No two cakes smell identical, yet we are still able to recognise the general aroma that promises pleasure. And Ayse Yarali from the Leibniz Institute for Neurobiology, Germany, explains that this ability to generalise a previously learned link between a cue – such as an odour – and an experience – such as a pleasant taste or the attack of a predator – to a range of similar cues can help us to ensure that we repeatedly encounter pleasant situations while avoiding risky ones. As the ability to generalise what is learned about a scent to a wide range of similar scents is an essential life skill for many species – including fruit flies – Yarali wondered whether the humble insect's ability to generalise changes over time. Teaming up with Christian König, Yarali decided to investigate how flies that had learned to associate an electric shock with a specific fruity odour reacted later when they experienced other fruity scents.

König and his colleagues Emmanuel Antwi-Adjei and Mathangi Ganesan identified three odours (3-octanol, n-amylacetate and 1-octen-3-ol) that could be distinguished by the fruit flies and used a Teflon tube lined with a pair of tightly wrapped copper coils attached to a power supply to shock the insects. ‘If a fly happens to touch both of the coils with its legs – six legs give many possibilities – it gets an electric shock’, explains Yarali. König then wafted one of the odours through the tube while the flies received a series of shocks in the hope that they would learn to avoid the odour in future. Twenty minutes later, König tested the insects’ responses to the odour by placing them in a T-shaped maze where one arm was scented. Sure enough, the majority of flies avoided that region of the maze; they also recalled the memory 24 h later. But would the flies generalise the shocking experience and recall it when they encountered a similar, but different, odour?

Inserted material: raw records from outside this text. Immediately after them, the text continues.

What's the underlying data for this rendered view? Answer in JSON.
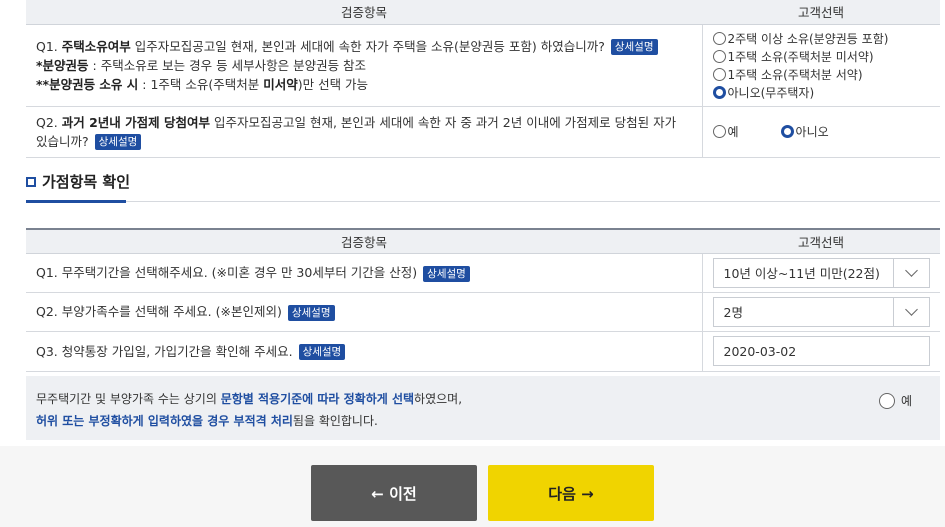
{
  "table1": {
    "header_item": "검증항목",
    "header_choice": "고객선택",
    "q1": {
      "num": "Q1.",
      "bold": "주택소유여부",
      "text": "입주자모집공고일 현재, 본인과 세대에 속한 자가 주택을 소유(분양권등 포함) 하였습니까?",
      "badge": "상세설명",
      "note1_bold": "*분양권등",
      "note1": " : 주택소유로 보는 경우 등 세부사항은 분양권등 참조",
      "note2_bold": "**분양권등 소유 시",
      "note2a": " : 1주택 소유(주택처분 ",
      "note2_bold2": "미서약",
      "note2b": ")만 선택 가능",
      "options": [
        "2주택 이상 소유(분양권등 포함)",
        "1주택 소유(주택처분 미서약)",
        "1주택 소유(주택처분 서약)",
        "아니오(무주택자)"
      ]
    },
    "q2": {
      "num": "Q2.",
      "bold": "과거 2년내 가점제 당첨여부",
      "text": "입주자모집공고일 현재, 본인과 세대에 속한 자 중 과거 2년 이내에 가점제로 당첨된 자가 있습니까?",
      "badge": "상세설명",
      "opt_yes": "예",
      "opt_no": "아니오"
    }
  },
  "section": {
    "title": "가점항목 확인"
  },
  "table2": {
    "header_item": "검증항목",
    "header_choice": "고객선택",
    "q1": {
      "text": "Q1. 무주택기간을 선택해주세요. (※미혼 경우 만 30세부터 기간을 산정)",
      "badge": "상세설명",
      "value": "10년 이상~11년 미만(22점)"
    },
    "q2": {
      "text": "Q2. 부양가족수를 선택해 주세요. (※본인제외)",
      "badge": "상세설명",
      "value": "2명"
    },
    "q3": {
      "text": "Q3. 청약통장 가입일, 가입기간을 확인해 주세요.",
      "badge": "상세설명",
      "value": "2020-03-02"
    }
  },
  "notice": {
    "l1a": "무주택기간 및 부양가족 수는 상기의 ",
    "l1b": "문항별 적용기준에 따라 정확하게 선택",
    "l1c": "하였으며,",
    "l2a": "허위 또는 부정확하게 입력하였을 경우 부적격 처리",
    "l2b": "됨을 확인합니다.",
    "agree": "예"
  },
  "buttons": {
    "prev": "← 이전",
    "next": "다음 →"
  },
  "colors": {
    "accent": "#1f4ea1",
    "next_button": "#f0d400",
    "prev_button": "#585858"
  }
}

König replaced the odour in the T-maze with a new scent and, although some of the shocked flies avoided the novel scent 20 min later, it was a different matter after 24 h. This time, the flies’ aversion to the new odour was as strong as their desire to avoid the odour that was directly associated with the shock. They had generalised their memory of the shock so that they recalled the memory even when the scent that they encountered was only vaguely familiar.

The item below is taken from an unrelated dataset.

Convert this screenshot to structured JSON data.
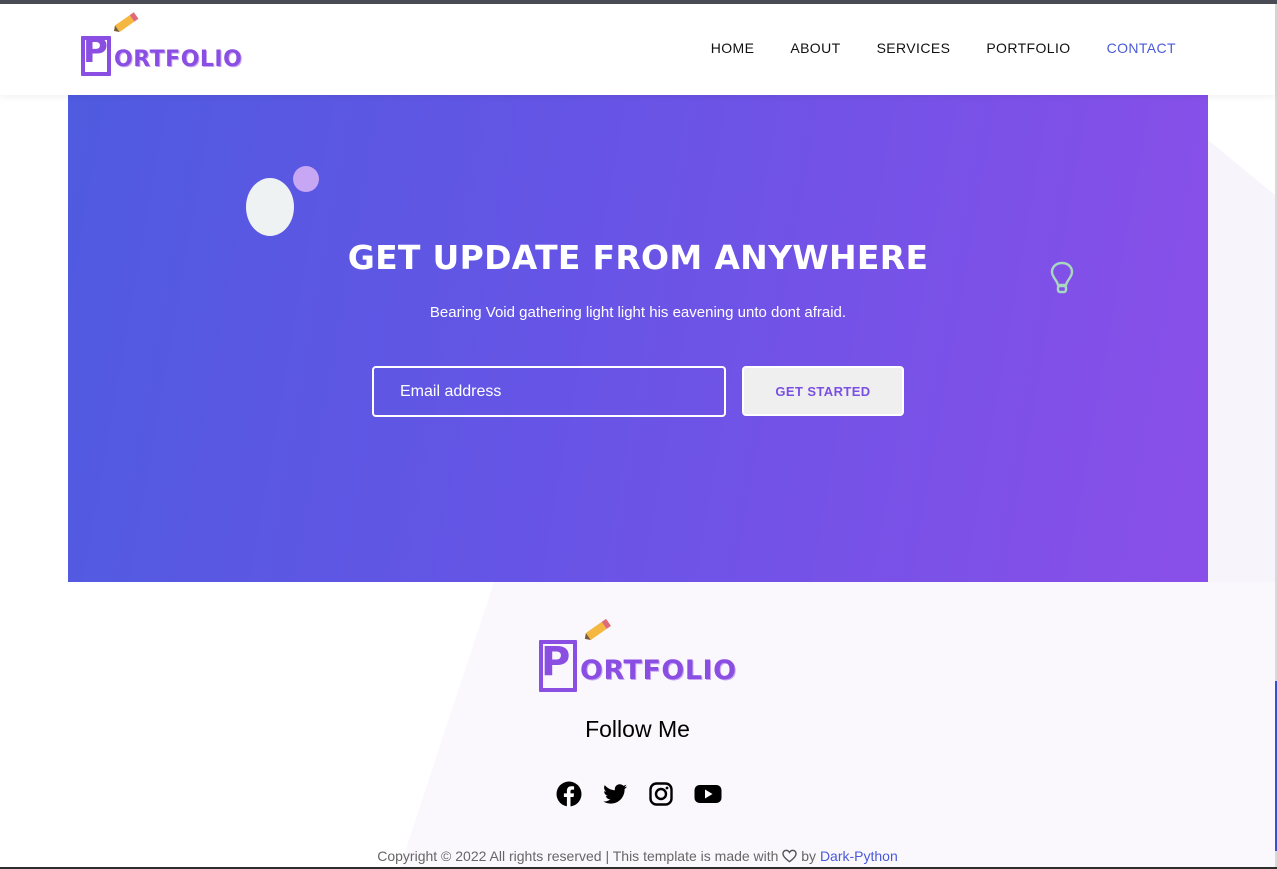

So, flies can generalise a troubling memory across odours that smell similar. However, Yarali explains that even though the ability to generalise a memory can be beneficial, it can also become an impediment if it is exaggerated. ‘Overly generalised memories of a traumatic experience in humans are one of the key behavioural hallmarks of post-traumatic stress disorder [PTSD]’, explains Yarali; and the effects of human PTSD are often delayed, in much the same way that flies did not develop their general aversion to similar odours until several hours later. ‘We cannot say that we have a fully fledged fly model of human PTSD’, says Yarali, as the flies are unlikely to be suffering the same horrifying experiences that victims of PTSD endure, but they do appear to have at least one of the behavioural hallmarks of the human condition. And she is eager to discover whether the shocked flies exhibit some of the other behaviours that are indicative of a ‘disturbed state of mind’ with the hope that this research may one day help us to develop new therapeutic strategies for human sufferers of PTSD.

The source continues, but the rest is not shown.